The Royals' other free agents include designated hitter Billy Butler and right fielder Nori Aoki.
"Both of those guys battle good pitching, they can go deep in the count. We've got to stay open-minded there and make sure we have that balance," Moore said. "We didn't have any one superstar last year, nobody put up necessarily MVP-type numbers, but we had a balance one through nine."
When it comes to the trade market, don't look for the Royals to be dealing away any of their everyday players, including third baseman Mike Moustakas, who had a low average in the regular season.
"We feel Moose has a chance to potentially win an MVP, that's how we feel about his ability. In the postseason, I think you saw him embrace the moment with a lot of big hits," Moore said. "He's going to just keep getting better and better. It'd be very difficult to find a better alternative for us than Mike Moustakas at third base -- not that we'd be looking, he's definitely our third baseman going forward."
Nor are the Royals likely to be dealing off any of their three backend bullpen beauties, Kelvin Herrera, Wade Davis and Greg Holland, who'll be a rather expensive trio to retain.
"I think if we didn't have Ventura and [Danny] Duffy where they are with their years of service and their contract status, it'd be a little more challenging to do in our market, but we're not in a hurry to break those guys up. We'll just have to wait and see how the offseason comes together," Moore said.
In other words, money saved on Ventura and Duffy can be used for bullpen salaries, at least for now.

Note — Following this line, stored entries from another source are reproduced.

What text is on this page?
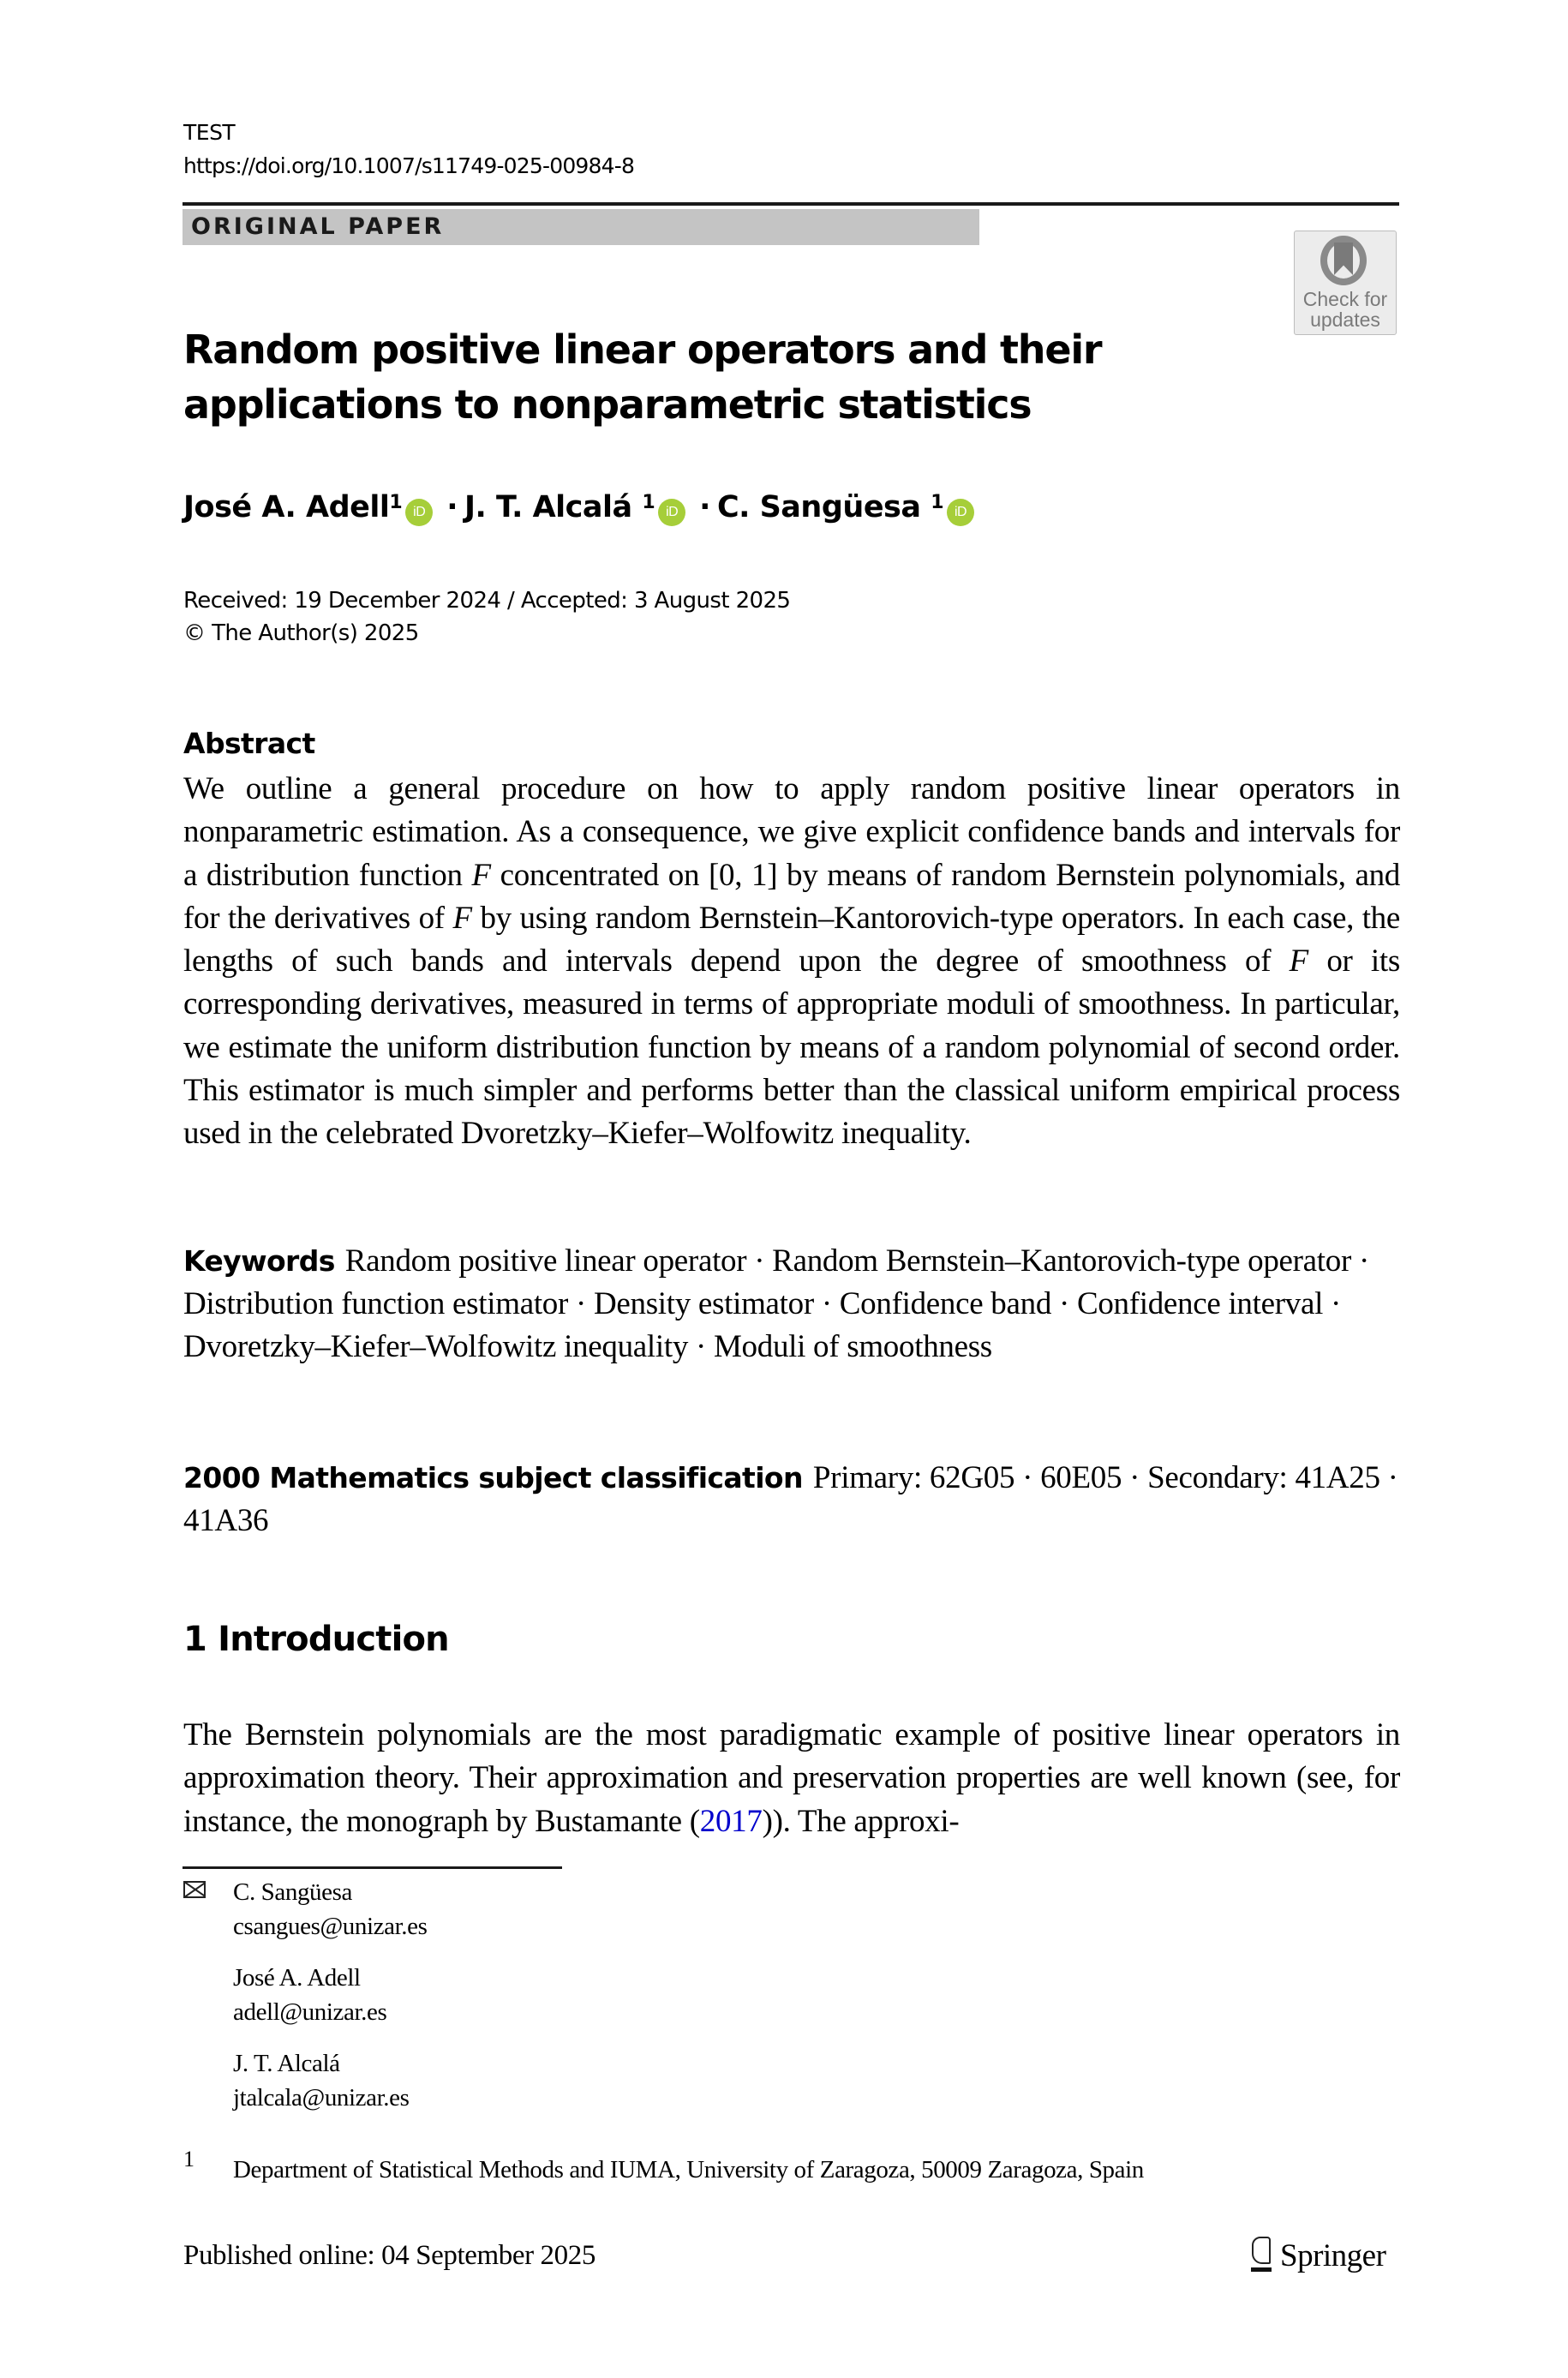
TEST
https://doi.org/10.1007/s11749-025-00984-8
ORIGINAL PAPER
Check for
updates
Random positive linear operators and their applications to nonparametric statistics
José A. Adell$^1$ iD · J. T. Alcalá
$^1$ iD · C. Sangüesa
$^1$ iD
Received: 19 December 2024 / Accepted: 3 August 2025
© The Author(s) 2025
Abstract
We outline a general procedure on how to apply random positive linear operators in nonparametric estimation. As a consequence, we give explicit confidence bands and intervals for a distribution function F concentrated on [0, 1] by means of random Bernstein polynomials, and for the derivatives of F by using random Bernstein–Kantorovich-type operators. In each case, the lengths of such bands and intervals depend upon the degree of smoothness of F or its corresponding derivatives, measured in terms of appropriate moduli of smoothness. In particular, we estimate the uniform distribution function by means of a random polynomial of second order. This estimator is much simpler and performs better than the classical uniform empirical process used in the celebrated Dvoretzky–Kiefer–Wolfowitz inequality.
Keywords Random positive linear operator · Random Bernstein–Kantorovich-type operator · Distribution function estimator · Density estimator · Confidence band · Confidence interval · Dvoretzky–Kiefer–Wolfowitz inequality · Moduli of smoothness
2000 Mathematics subject classification Primary: 62G05 · 60E05 · Secondary: 41A25 · 41A36
1 Introduction
The Bernstein polynomials are the most paradigmatic example of positive linear operators in approximation theory. Their approximation and preservation properties are well known (see, for instance, the monograph by Bustamante (2017)). The approxi-
C. Sangüesa
csangues@unizar.es
José A. Adell
adell@unizar.es
J. T. Alcalá
jtalcala@unizar.es
1 Department of Statistical Methods and IUMA, University of Zaragoza, 50009 Zaragoza, Spain
Published online: 04 September 2025	Springer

Although Moore didn't cite a payroll goal or limit after being at an all-time high $93 million this year, he said that owner David Glass has been flexible when necessary. The team's success also should increase season-ticket sales and attendance next season, helping foot the bill.

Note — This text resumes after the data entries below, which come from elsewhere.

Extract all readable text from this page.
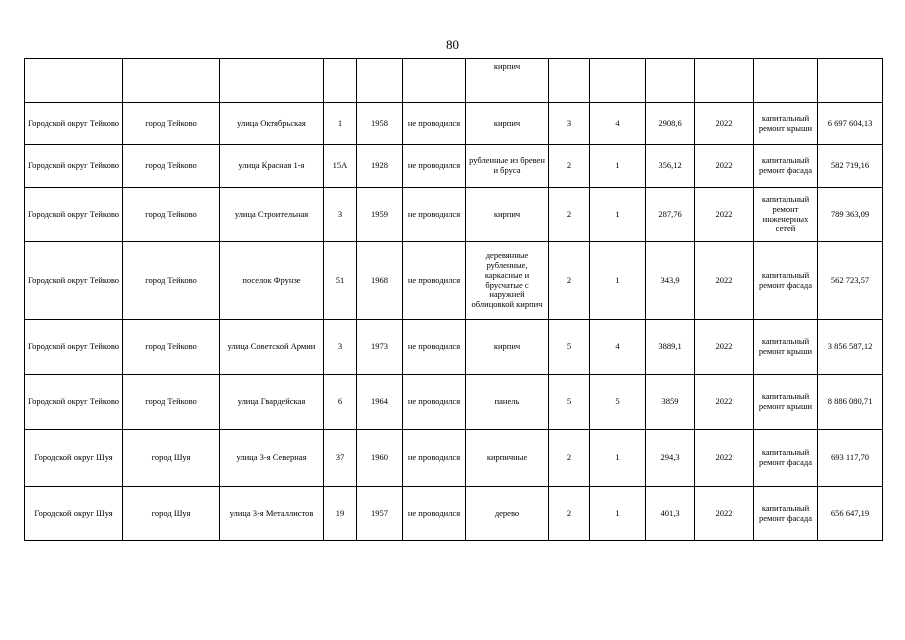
80
						кирпич						
Городской округ Тейково	город Тейково	улица Октябрьская	1	1958	не проводился	кирпич	3	4	2908,6	2022	капитальный ремонт крыши	6 697 604,13
Городской округ Тейково	город Тейково	улица Красная 1-я	15А	1928	не проводился	рубленные из бревен и бруса	2	1	356,12	2022	капитальный ремонт фасада	582 719,16
Городской округ Тейково	город Тейково	улица Строительная	3	1959	не проводился	кирпич	2	1	287,76	2022	капитальный ремонт инженерных сетей	789 363,09
Городской округ Тейково	город Тейково	поселок Фрунзе	51	1968	не проводился	деревянные рубленные, каркасные и брусчатые с наружней облицовкой кирпич	2	1	343,9	2022	капитальный ремонт фасада	562 723,57
Городской округ Тейково	город Тейково	улица Советской Армии	3	1973	не проводился	кирпич	5	4	3889,1	2022	капитальный ремонт крыши	3 856 587,12
Городской округ Тейково	город Тейково	улица Гвардейская	6	1964	не проводился	панель	5	5	3859	2022	капитальный ремонт крыши	8 886 080,71
Городской округ Шуя	город Шуя	улица 3-я Северная	37	1960	не проводился	кирпичные	2	1	294,3	2022	капитальный ремонт фасада	693 117,70
Городской округ Шуя	город Шуя	улица 3-я Металлистов	19	1957	не проводился	дерево	2	1	401,3	2022	капитальный ремонт фасада	656 647,19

"Obviously if we have a winning team and players that connect with the community, especially here in Kansas City, the fans are going to respond and come out," Moore said. "So, of course, our attendance is important if we're going to have the type of payroll necessary to keep a lot of our young players, sign free agents or make trades that are impactful."
Moore also reflected on the Royals' unanticipated leap into the World Series, ignited by their amazing and emotional Wild Card Game victory over the Athletics.
"Just the fight and the grit and the toughness and the no-quit attitude was a remarkable accomplishment. A great baseball game," Moore said.
The series sweeps over the Angels and the Orioles followed.
"You get to the World Series and you want to win that. And to come up short, it hurts, it stung a great deal," Moore said. "But it's a motivator going forward and a realization of how fragile this is."